15. However, the respondent’s has vehemently argued that the notice of appeal is incurably defective and fatally incompetent and as such this application should be dismissed. I do not agree with the respondent that a defective notice of appeal would render this application a non-starter. The duty of this court is to ensure that a notice of appeal has been filed by the applicant notifying the respondent that the applicant intends to appeal against the decision of this court. It is for the Court of Appeal to determine whether the notice of appeal is proper or not.
16. Next, this court will examine whether the application was brought timeously. Judgment was delivered in this suit on the September 27, 2021. The application was filed on December 27, 2021, a period of three months.
17. I find that this to be unreasonable delay.

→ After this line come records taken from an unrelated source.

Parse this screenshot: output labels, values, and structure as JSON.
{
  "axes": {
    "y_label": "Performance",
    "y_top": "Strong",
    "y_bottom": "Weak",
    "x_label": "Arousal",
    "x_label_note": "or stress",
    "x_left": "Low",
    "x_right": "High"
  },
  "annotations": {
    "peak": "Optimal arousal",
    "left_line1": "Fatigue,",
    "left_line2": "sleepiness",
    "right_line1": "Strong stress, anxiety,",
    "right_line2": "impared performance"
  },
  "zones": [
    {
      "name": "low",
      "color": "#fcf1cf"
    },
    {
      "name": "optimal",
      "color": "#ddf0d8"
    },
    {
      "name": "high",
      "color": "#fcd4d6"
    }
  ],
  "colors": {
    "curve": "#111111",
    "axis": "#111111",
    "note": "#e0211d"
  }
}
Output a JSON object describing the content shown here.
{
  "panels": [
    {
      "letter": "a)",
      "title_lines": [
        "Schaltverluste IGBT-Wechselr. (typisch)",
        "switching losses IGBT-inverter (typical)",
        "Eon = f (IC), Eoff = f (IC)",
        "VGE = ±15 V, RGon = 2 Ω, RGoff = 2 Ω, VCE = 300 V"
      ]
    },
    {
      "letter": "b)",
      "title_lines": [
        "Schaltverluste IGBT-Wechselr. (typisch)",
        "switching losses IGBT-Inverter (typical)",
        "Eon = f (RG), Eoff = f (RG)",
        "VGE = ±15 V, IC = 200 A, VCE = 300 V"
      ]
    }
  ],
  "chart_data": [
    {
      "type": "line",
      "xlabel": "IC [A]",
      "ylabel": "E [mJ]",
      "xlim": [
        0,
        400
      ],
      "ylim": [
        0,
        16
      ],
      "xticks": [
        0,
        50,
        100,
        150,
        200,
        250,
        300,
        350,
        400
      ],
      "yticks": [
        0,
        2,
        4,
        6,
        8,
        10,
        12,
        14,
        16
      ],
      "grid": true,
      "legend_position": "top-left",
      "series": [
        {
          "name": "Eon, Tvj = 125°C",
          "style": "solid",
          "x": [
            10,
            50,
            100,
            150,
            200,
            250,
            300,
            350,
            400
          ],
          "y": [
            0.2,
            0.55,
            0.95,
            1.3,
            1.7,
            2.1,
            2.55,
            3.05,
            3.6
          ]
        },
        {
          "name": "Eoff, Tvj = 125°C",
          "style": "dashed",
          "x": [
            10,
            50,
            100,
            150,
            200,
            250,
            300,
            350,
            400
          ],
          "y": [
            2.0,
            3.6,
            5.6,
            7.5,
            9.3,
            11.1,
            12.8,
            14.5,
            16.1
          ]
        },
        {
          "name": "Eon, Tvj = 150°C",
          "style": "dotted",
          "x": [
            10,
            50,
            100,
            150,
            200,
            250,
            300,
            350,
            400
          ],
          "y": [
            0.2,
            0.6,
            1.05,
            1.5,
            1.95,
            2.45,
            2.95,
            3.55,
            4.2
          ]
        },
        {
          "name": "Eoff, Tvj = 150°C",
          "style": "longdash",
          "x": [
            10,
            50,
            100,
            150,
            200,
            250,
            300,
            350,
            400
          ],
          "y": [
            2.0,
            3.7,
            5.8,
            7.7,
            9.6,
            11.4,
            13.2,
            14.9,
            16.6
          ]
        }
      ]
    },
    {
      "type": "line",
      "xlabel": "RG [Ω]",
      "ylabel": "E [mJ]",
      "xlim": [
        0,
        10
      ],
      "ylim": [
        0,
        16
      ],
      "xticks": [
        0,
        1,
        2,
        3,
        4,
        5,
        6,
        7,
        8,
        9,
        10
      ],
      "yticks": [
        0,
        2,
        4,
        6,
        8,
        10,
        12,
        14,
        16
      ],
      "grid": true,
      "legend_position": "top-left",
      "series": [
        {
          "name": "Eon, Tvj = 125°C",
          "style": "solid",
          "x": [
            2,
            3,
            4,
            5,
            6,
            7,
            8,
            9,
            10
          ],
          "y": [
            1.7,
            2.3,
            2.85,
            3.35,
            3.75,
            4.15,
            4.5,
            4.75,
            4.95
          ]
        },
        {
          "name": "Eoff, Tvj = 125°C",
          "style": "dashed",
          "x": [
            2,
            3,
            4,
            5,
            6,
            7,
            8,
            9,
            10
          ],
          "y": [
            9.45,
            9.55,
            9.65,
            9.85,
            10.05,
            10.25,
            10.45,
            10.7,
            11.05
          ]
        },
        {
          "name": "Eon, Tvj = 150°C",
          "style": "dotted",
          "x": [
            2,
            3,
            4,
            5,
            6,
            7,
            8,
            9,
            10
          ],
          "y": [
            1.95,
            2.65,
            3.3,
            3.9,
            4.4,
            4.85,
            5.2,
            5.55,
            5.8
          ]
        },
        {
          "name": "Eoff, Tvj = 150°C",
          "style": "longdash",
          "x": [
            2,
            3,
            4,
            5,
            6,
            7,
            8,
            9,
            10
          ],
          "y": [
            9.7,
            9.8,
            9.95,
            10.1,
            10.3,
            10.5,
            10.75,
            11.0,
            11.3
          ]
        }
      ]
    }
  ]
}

18. The second issue is whether the applicant would suffer substantial loss. In the case of Century Oil Trading Company Ltd vs. Kenya Shell LimitedNairobi (Milimani) HCMCA No. 1561 of 2007 the court stated“The word “substantial” cannot mean the ordinary loss to which every judgment debtor is necessarily subjected when he loses his case and is deprived of his property in consequence. That is an element which must occur in every case and since the Code expressly prohibits stay of execution as an ordinary rule it is clear the words “substantial loss” must mean something in addition to all different from that…Where execution of a money decree is sought to be stayed, in considering whether the applicant will suffer substantial loss, the financial position of the applicant and that of the respondent becomes an issue.The court cannot shut its eyes where it appears the possibility is doubtful of the respondent refunding the decretal sum in the event that the applicant is successful in his appeal. The court has to balance the interest of the applicant who is seeking to preserve the status quo pending the hearing of the appeal so that his appeal is not rendered nugatory and the interest of the respondent who is seeking to enjoy the fruits of his judgment.”
19. The applicant should not only state that he is likely to suffer substantial loss but he must also prove that he will suffer loss. The applicant submitted that it will have to satisfy the decree using its clients deposits which will occasion the applicant significant hardship. The kind of loss it stands to suffer, according to the applicant, is that the applicant will have to look for funds to repay the respondent plus the interest as ordered by the court.
20. Does this then count as substantial loss? Save for mentioning that it will have to satisfy the decree using its clients deposits which will occasion the applicant significant hardship does not tender any evidence to show the nature loss it is likely to suffer should an order of stay be denied. I therefore find that no evidence of substantial loss has been adduced by the applicant to warrant the orders of stay.
21. As regards the issue of security, the applicant submitted the it was ready and willing to provide security for due performance of the decree including depositing the entire decretal sum in a joint interest earning account pending the hearing and determination of the appeal.
22. It is this court’s view that the three essential conditions for grant of stay of execution that is , the timeous filing of the application, the proof of substantial loss, and the security for due performance must in this court’s view exist as a full combination and failure to prove one ground is fatal to the application for stay.
23. Having found that the applicant has not established before this court that it has an arguable appeal and would suffer substantial loss, the application dated 27/12/2021 therefore lacks merit and the same is hereby dismissed with costs.